Morning Commentary: Air Lease, Telefonica, Brixmor to price; Chevron mixed; Discovery softens

By Cristal Cody

Tupelo, Miss., March 1 – The high-grade bond market is set for a third straight day of busy pricing action with several issuers announcing plans early Wednesday to tap the primary market.

Issuers including Air Lease Corp., Telefonica Emisiones, SAU, Brixmor Operating Partnership LP and Mercury General Corp. intend to price senior notes.

More than $25 billion of bonds priced over the previous two sessions.

About $20 billion to $25 billion of new issuance was forecast for the week.

In the secondary market, Chevron Corp.’s $4 billion seven-part offering of senior notes (Aa2/AA-) that priced on Tuesday were mixed early Wednesday.

Discovery Communications, LLC’s $650 million of senior notes (Baa3/BBB-/BBB-) that priced in two parts on Tuesday traded softer at the start of the session.

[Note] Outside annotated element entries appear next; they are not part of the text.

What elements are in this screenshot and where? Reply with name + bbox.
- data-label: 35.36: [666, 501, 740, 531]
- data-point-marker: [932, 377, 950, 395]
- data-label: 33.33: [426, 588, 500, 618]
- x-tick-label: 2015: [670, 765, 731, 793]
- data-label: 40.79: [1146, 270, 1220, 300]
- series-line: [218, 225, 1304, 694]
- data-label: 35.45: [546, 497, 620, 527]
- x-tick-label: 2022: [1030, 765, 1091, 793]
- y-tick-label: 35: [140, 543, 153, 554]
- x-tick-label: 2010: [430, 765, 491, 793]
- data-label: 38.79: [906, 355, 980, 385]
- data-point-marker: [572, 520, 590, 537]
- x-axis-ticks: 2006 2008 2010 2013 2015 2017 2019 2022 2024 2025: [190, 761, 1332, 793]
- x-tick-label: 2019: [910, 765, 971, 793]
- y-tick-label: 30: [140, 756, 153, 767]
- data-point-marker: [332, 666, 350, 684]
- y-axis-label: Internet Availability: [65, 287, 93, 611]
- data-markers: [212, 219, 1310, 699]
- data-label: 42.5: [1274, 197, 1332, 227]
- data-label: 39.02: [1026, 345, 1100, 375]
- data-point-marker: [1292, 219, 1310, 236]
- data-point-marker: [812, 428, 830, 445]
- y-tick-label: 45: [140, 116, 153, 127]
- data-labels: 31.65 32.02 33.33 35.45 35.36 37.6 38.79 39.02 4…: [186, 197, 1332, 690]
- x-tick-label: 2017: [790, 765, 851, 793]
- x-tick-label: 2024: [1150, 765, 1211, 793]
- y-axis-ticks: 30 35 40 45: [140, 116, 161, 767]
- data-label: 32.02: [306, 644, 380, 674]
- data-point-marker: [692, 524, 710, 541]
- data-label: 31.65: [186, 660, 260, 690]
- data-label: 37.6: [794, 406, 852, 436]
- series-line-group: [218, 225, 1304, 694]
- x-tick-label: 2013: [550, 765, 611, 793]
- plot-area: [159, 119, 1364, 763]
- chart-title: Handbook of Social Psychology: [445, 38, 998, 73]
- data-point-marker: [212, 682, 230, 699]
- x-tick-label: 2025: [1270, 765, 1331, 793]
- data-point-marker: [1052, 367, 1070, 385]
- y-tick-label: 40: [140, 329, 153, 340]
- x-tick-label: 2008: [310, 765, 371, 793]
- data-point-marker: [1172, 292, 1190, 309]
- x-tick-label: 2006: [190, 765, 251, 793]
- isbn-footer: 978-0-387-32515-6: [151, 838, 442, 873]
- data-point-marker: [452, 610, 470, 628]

Investment-grade secondary trading volume climbed to $22.7 billion on Tuesday from $15.7 billion on Monday, Trace reported.

Chevron mixed

Chevron’s 1.686% notes due Feb. 28, 2019 improved to 100.08 in early secondary trading on Wednesday, according to a market source.

The company priced $550 million of the two-year notes on Tuesday at par to yield a spread of Treasuries plus 45 basis points.

Chevron’s 2.895% notes due March 3, 2024 weakened to 99.62 in secondary trading on Wednesday.

The company priced $1 billion of the seven-year notes on Tuesday at par to yield a spread of 70 bps over Treasuries.

The petroleum, chemical, mining, power and energy company is based in San Ramon, Calif.

Discovery softens

Discovery Communications’ 3.8% notes due March 13, 2024 opened softer at 99.42 in the secondary market, a source said.

The company priced $450 million of the notes on Tuesday at 99.811 to yield 3.831%, or Treasuries plus 165 bps.

Discovery Communications’ reopened 4.9% notes due March 11, 2026 slipped to 104.49 in secondary trading.

Discovery Communications priced a $200 million add-on to the notes on Tuesday at 105.038 to yield 4.206%, or a spread of 185 bps over Treasuries.

The company originally sold $500 million of the notes on March 8, 2016 at 99.633 to yield 4.947% and a spread of 312.5 bps over Treasuries.

The global media company is based in Silver Spring, Md.